Allergic rhinitis, or a nasal allergy, is often triggered by environmental irritants like pollen or animal dander. The immune system of a person with the condition will treat these irritants as dangerous invaders and release the chemical histamine as a protective measure.
Histamine causes the itching, sneezing, and swelling linked to allergies. There are over-the-counter (OTC) medicines that can relieve and prevent the symptoms of allergic rhinitis, but they can cause drowsiness.
Clean your house thoroughly – If you have a dust mite allergy, minimize exposure and take measures to eliminate them from your home.

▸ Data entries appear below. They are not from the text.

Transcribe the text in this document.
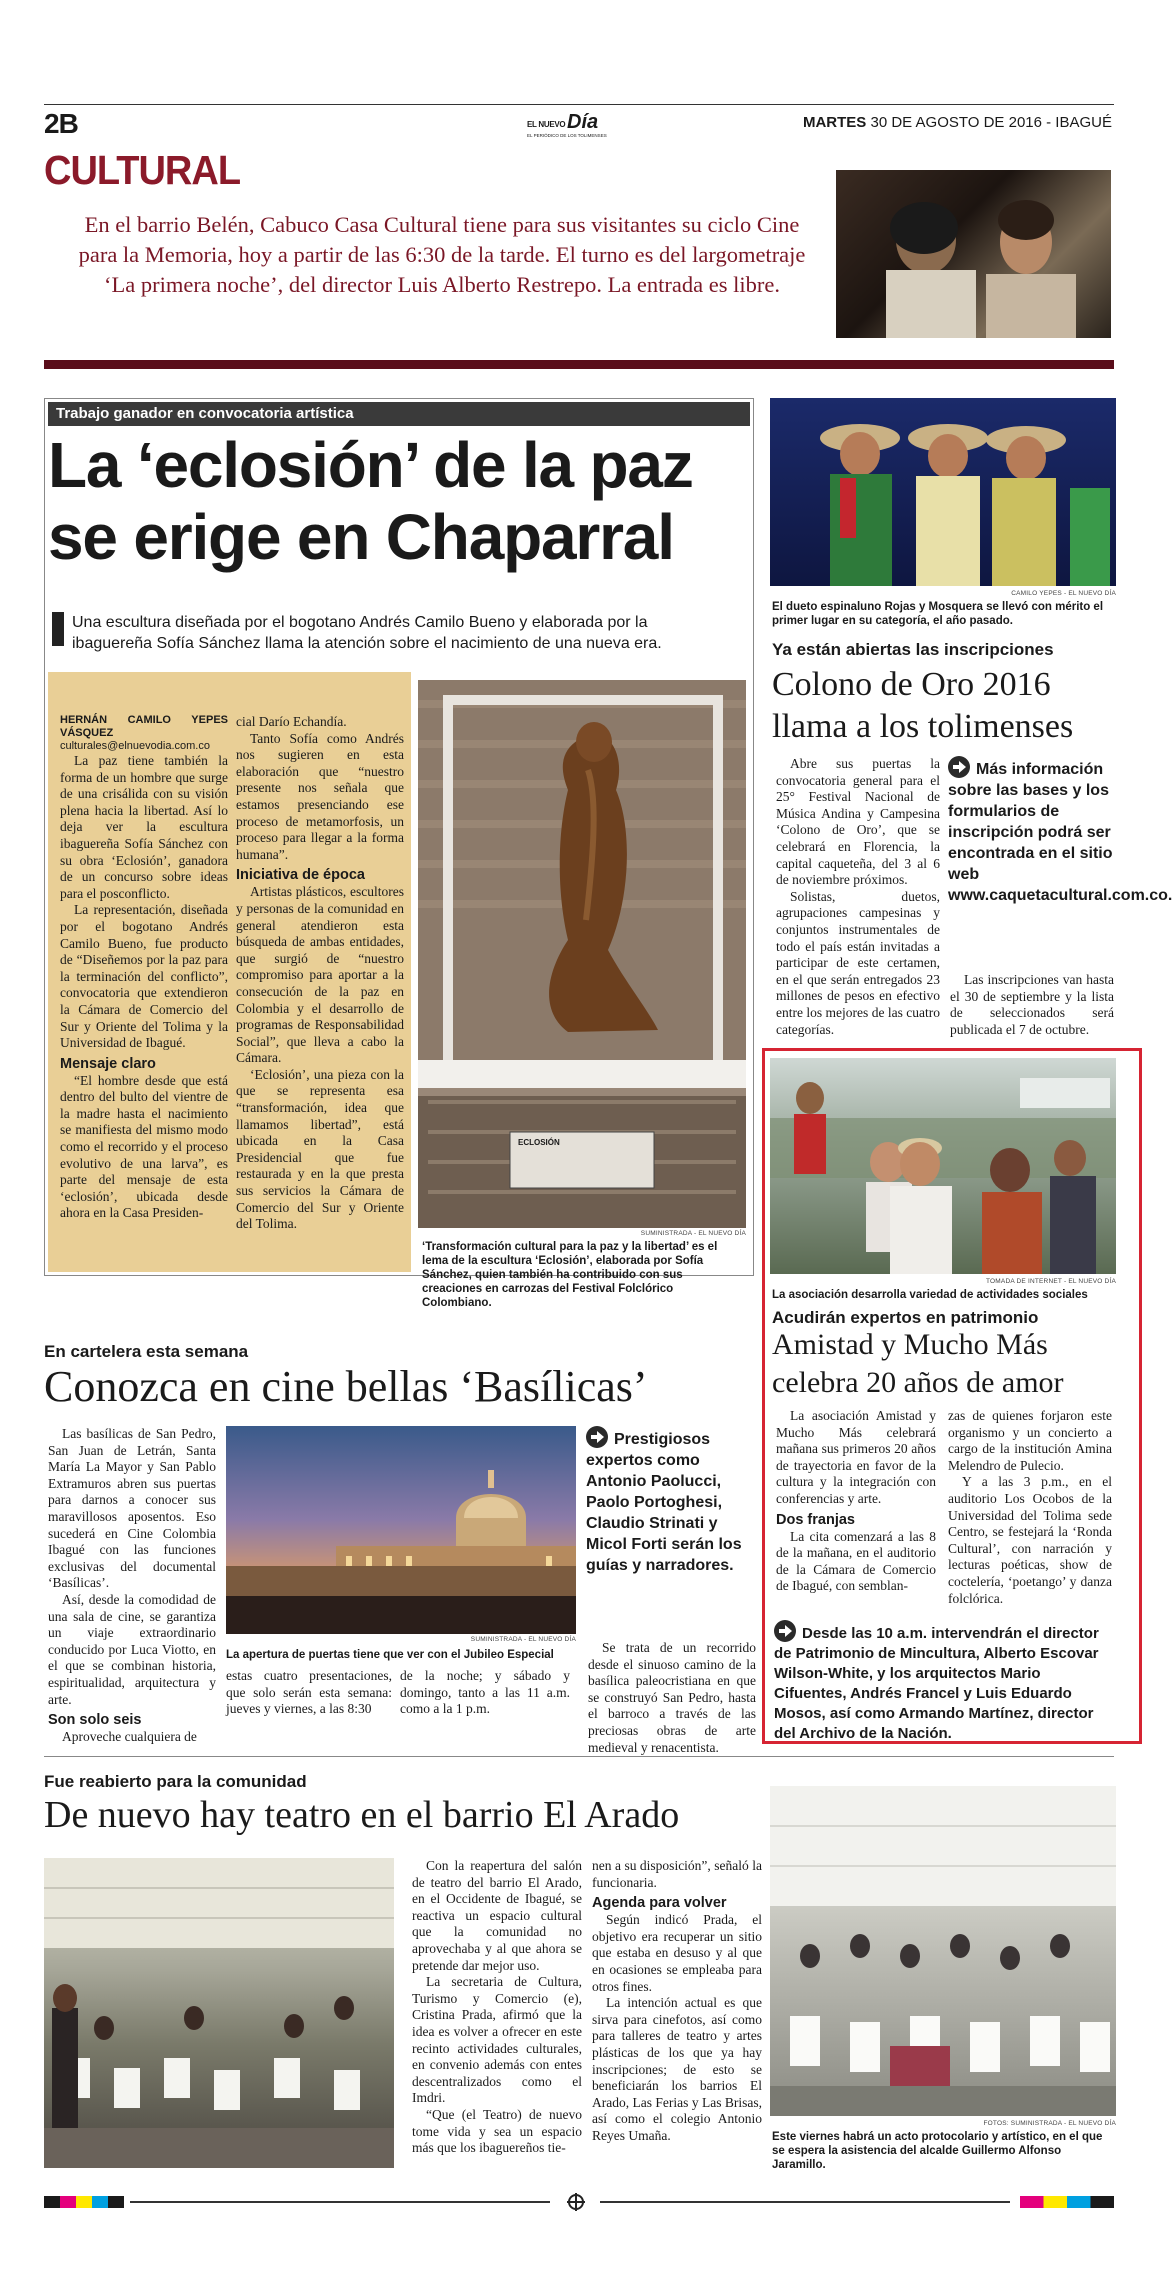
2B	EL NUEVO Día
EL PERIÓDICO DE LOS TOLIMENSES
MARTES 30 DE AGOSTO DE 2016 - IBAGUÉ
CULTURAL
En el barrio Belén, Cabuco Casa Cultural tiene para sus visitantes su ciclo Cine para la Memoria, hoy a partir de las 6:30 de la tarde. El turno es del largometraje ‘La primera noche’, del director Luis Alberto Restrepo. La entrada es libre.
Trabajo ganador en convocatoria artística
La ‘eclosión’ de la paz
se erige en Chaparral
Una escultura diseñada por el bogotano Andrés Camilo Bueno y elaborada por la ibaguereña Sofía Sánchez llama la atención sobre el nacimiento de una nueva era.
HERNÁN CAMILO YEPES VÁSQUEZ
culturales@elnuevodia.com.co

La paz tiene también la forma de un hombre que surge de una crisálida con su visión plena hacia la libertad. Así lo deja ver la escultura ibaguereña Sofía Sánchez con su obra ‘Eclosión’, ganadora de un concurso sobre ideas para el posconflicto.

La representación, diseñada por el bogotano Andrés Camilo Bueno, fue producto de “Diseñemos por la paz para la terminación del conflicto”, convocatoria que extendieron la Cámara de Comercio del Sur y Oriente del Tolima y la Universidad de Ibagué.

Mensaje claro

“El hombre desde que está dentro del bulto del vientre de la madre hasta el nacimiento se manifiesta del mismo modo como el recorrido y el proceso evolutivo de una larva”, es parte del mensaje de esta ‘eclosión’, ubicada desde ahora en la Casa Presiden-

cial Darío Echandía.

Tanto Sofía como Andrés nos sugieren en esta elaboración que “nuestro presente nos señala que estamos presenciando ese proceso de metamorfosis, un proceso para llegar a la forma humana”.

Iniciativa de época

Artistas plásticos, escultores y personas de la comunidad en general atendieron esta búsqueda de ambas entidades, que surgió de “nuestro compromiso para aportar a la consecución de la paz en Colombia y el desarrollo de programas de Responsabilidad Social”, que lleva a cabo la Cámara.

‘Eclosión’, una pieza con la que se representa esa “transformación, idea que llamamos libertad”, está ubicada en la Casa Presidencial que fue restaurada y en la que presta sus servicios la Cámara de Comercio del Sur y Oriente del Tolima.

ECLOSIÓN
SUMINISTRADA - EL NUEVO DÍA
‘Transformación cultural para la paz y la libertad’ es el lema de la escultura ‘Eclosión’, elaborada por Sofía Sánchez, quien también ha contribuido con sus creaciones en carrozas del Festival Folclórico Colombiano.
CAMILO YEPES - EL NUEVO DÍA
El dueto espinaluno Rojas y Mosquera se llevó con mérito el primer lugar en su categoría, el año pasado.
Ya están abiertas las inscripciones
Colono de Oro 2016
llama a los tolimenses

Abre sus puertas la convocatoria general para el 25° Festival Nacional de Música Andina y Campesina ‘Colono de Oro’, que se celebrará en Florencia, la capital caqueteña, del 3 al 6 de noviembre próximos.

Solistas, duetos, agrupaciones campesinas y conjuntos instrumentales de todo el país están invitadas a participar de este certamen, en el que serán entregados 23 millones de pesos en efectivo entre los mejores de las cuatro categorías.

Más información sobre las bases y los formularios de inscripción podrá ser encontrada en el sitio web www.caquetacultural.com.co.

Las inscripciones van hasta el 30 de septiembre y la lista de seleccionados será publicada el 7 de octubre.

TOMADA DE INTERNET - EL NUEVO DÍA
La asociación desarrolla variedad de actividades sociales
Acudirán expertos en patrimonio
Amistad y Mucho Más
celebra 20 años de amor

La asociación Amistad y Mucho Más celebrará mañana sus primeros 20 años de trayectoria en favor de la cultura y la integración con conferencias y arte.

Dos franjas

La cita comenzará a las 8 de la mañana, en el auditorio de la Cámara de Comercio de Ibagué, con semblan-

zas de quienes forjaron este organismo y un concierto a cargo de la institución Amina Melendro de Pulecio.

Y a las 3 p.m., en el auditorio Los Ocobos de la Universidad del Tolima sede Centro, se festejará la ‘Ronda Cultural’, con narración y lecturas poéticas, show de coctelería, ‘poetango’ y danza folclórica.

Desde las 10 a.m. intervendrán el director de Patrimonio de Mincultura, Alberto Escovar Wilson-White, y los arquitectos Mario Cifuentes, Andrés Francel y Luis Eduardo Mosos, así como Armando Martínez, director del Archivo de la Nación.
En cartelera esta semana
Conozca en cine bellas ‘Basílicas’

Las basílicas de San Pedro, San Juan de Letrán, Santa María La Mayor y San Pablo Extramuros abren sus puertas para darnos a conocer sus maravillosos aposentos. Eso sucederá en Cine Colombia Ibagué con las funciones exclusivas del documental ‘Basílicas’.

Así, desde la comodidad de una sala de cine, se garantiza un viaje extraordinario conducido por Luca Viotto, en el que se combinan historia, espiritualidad, arquitectura y arte.

Son solo seis

Aproveche cualquiera de

SUMINISTRADA - EL NUEVO DÍA
La apertura de puertas tiene que ver con el Jubileo Especial

estas cuatro presentaciones, que solo serán esta semana: jueves y viernes, a las 8:30

de la noche; y sábado y domingo, tanto a las 11 a.m. como a la 1 p.m.

Prestigiosos expertos como Antonio Paolucci, Paolo Portoghesi, Claudio Strinati y Micol Forti serán los guías y narradores.

Se trata de un recorrido desde el sinuoso camino de la basílica paleocristiana en que se construyó San Pedro, hasta el barroco a través de las preciosas obras de arte medieval y renacentista.

Fue reabierto para la comunidad
De nuevo hay teatro en el barrio El Arado

Con la reapertura del salón de teatro del barrio El Arado, en el Occidente de Ibagué, se reactiva un espacio cultural que la comunidad no aprovechaba y al que ahora se pretende dar mejor uso.

La secretaria de Cultura, Turismo y Comercio (e), Cristina Prada, afirmó que la idea es volver a ofrecer en este recinto actividades culturales, en convenio además con entes descentralizados como el Imdri.

“Que (el Teatro) de nuevo tome vida y sea un espacio más que los ibaguereños tie-

nen a su disposición”, señaló la funcionaria.

Agenda para volver

Según indicó Prada, el objetivo era recuperar un sitio que estaba en desuso y al que en ocasiones se empleaba para otros fines.

La intención actual es que sirva para cinefotos, así como para talleres de teatro y artes plásticas de los que ya hay inscripciones; de esto se beneficiarán los barrios El Arado, Las Ferias y Las Brisas, así como el colegio Antonio Reyes Umaña.

FOTOS: SUMINISTRADA - EL NUEVO DÍA
Este viernes habrá un acto protocolario y artístico, en el que se espera la asistencia del alcalde Guillermo Alfonso Jaramillo.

Wet mop hard floors instead of sweeping. If you have carpet, use a vacuum with a high-efficiency particulate air (HEPA) filter. Always dust hard surfaces. Wash your sheets and blankets in hot water that’s above 130 F (around 54 C) every week. Use allergen-blocking pillows and cases to decrease dust mite exposure while you sleep.

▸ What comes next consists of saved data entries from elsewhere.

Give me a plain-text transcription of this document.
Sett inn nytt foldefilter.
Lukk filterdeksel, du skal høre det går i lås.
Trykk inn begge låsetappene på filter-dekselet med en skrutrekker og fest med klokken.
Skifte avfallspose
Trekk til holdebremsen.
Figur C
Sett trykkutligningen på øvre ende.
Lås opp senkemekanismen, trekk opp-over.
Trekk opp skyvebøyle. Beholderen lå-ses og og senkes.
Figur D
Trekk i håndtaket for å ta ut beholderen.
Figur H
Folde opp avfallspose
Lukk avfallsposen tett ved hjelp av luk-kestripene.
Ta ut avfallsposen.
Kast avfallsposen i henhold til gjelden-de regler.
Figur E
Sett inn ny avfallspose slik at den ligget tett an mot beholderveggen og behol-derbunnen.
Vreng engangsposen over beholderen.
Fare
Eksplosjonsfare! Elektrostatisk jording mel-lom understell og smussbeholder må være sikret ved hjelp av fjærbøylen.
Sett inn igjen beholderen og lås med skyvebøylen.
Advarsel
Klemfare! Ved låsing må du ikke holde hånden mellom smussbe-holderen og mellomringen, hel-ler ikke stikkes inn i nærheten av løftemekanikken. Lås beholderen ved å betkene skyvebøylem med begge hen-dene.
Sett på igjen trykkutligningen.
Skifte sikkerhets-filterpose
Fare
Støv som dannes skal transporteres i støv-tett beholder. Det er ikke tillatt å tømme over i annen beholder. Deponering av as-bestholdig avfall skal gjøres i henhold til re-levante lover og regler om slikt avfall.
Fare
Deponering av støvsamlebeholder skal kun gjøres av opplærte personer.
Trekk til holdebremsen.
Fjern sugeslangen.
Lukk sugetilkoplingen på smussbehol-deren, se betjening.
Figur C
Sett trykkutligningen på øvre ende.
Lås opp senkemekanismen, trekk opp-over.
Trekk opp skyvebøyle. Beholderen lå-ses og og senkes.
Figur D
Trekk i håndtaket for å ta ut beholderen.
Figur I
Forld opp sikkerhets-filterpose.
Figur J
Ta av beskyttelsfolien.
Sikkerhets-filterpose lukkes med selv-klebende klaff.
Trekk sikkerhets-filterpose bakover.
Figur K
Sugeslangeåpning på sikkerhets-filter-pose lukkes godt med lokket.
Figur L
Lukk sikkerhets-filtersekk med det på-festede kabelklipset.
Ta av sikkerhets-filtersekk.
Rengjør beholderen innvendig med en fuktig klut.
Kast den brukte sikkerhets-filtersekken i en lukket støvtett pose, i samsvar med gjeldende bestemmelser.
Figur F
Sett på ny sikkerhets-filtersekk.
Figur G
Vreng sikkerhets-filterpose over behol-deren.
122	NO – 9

Control your exposure to pet dander – Try to limit your limit exposure to any animal that you’re allergic to. If this isn’t possible, clean all surfaces regularly. Always wash your hands after touching pets, and keep your pets off your bed. Change out of your clothes and wash them immediately after visiting the homes of pet owners.

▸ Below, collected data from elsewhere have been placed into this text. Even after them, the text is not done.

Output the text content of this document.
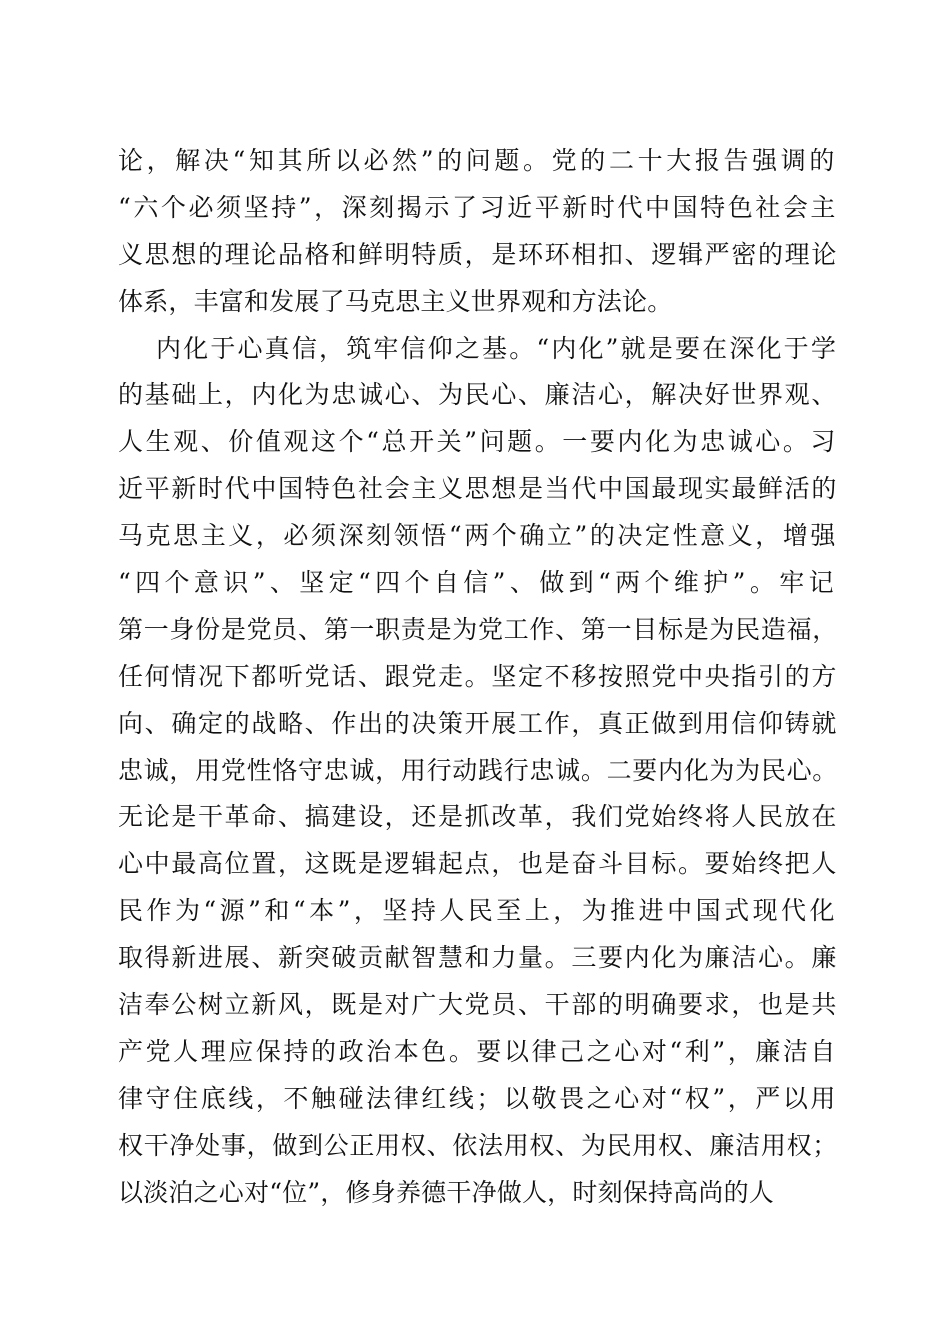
论，解决“知其所以必然”的问题。党的二十大报告强调的
“六个必须坚持”，深刻揭示了习近平新时代中国特色社会主
义思想的理论品格和鲜明特质，是环环相扣、逻辑严密的理论
体系，丰富和发展了马克思主义世界观和方法论。
内化于心真信，筑牢信仰之基。“内化”就是要在深化于学
的基础上，内化为忠诚心、为民心、廉洁心，解决好世界观、
人生观、价值观这个“总开关”问题。一要内化为忠诚心。习
近平新时代中国特色社会主义思想是当代中国最现实最鲜活的
马克思主义，必须深刻领悟“两个确立”的决定性意义，增强
“四个意识”、坚定“四个自信”、做到“两个维护”。牢记
第一身份是党员、第一职责是为党工作、第一目标是为民造福，
任何情况下都听党话、跟党走。坚定不移按照党中央指引的方
向、确定的战略、作出的决策开展工作，真正做到用信仰铸就
忠诚，用党性恪守忠诚，用行动践行忠诚。二要内化为为民心。
无论是干革命、搞建设，还是抓改革，我们党始终将人民放在
心中最高位置，这既是逻辑起点，也是奋斗目标。要始终把人
民作为“源”和“本”，坚持人民至上，为推进中国式现代化
取得新进展、新突破贡献智慧和力量。三要内化为廉洁心。廉
洁奉公树立新风，既是对广大党员、干部的明确要求，也是共
产党人理应保持的政治本色。要以律己之心对“利”，廉洁自
律守住底线，不触碰法律红线；以敬畏之心对“权”，严以用
权干净处事，做到公正用权、依法用权、为民用权、廉洁用权；
以淡泊之心对“位”，修身养德干净做人，时刻保持高尚的人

Herbal remedies – According to Dr. Linda White, author of "The Herbal Drugstore," licorice root, which has anti-inflammatory properties, can also help treat allergies. White also suggests reishi, a Chinese mushroom that hinders histamine production. Use about 20 to 30 drops of licorice root tincture or at least three 1,000-milligram (mg) capsules of reishi extract thrice a day. However, if you have allergies consult a healthcare professional before you take herbal remedies. Some of them may cause an allergic reaction. For example, if you have a ragweed allergy, chamomile may trigger a reaction. Other herbs, like ephedra, are considered controlled substances and may be illegal in some areas.
Nasal irrigation/lavage – Nasal irrigation or lavage washes irritants out of the nasal passages and relieves allergy symptoms. You can use a plastic bulb or a neti pot (a miniature teapot) for nasal irrigation. A nasal lavage requires the use of a mild saline solution. You can make your own saline solution by combining one-quarter teaspoon of salt in warm water, or you can buy a pre-made solution at the drugstore. Nasal irrigation can flush irritants from the sinuses, moisten the tissues, and soothe irritation. Practicing nasal irrigation regularly can help prevent the recurrence of nasal allergies and other sinus problems.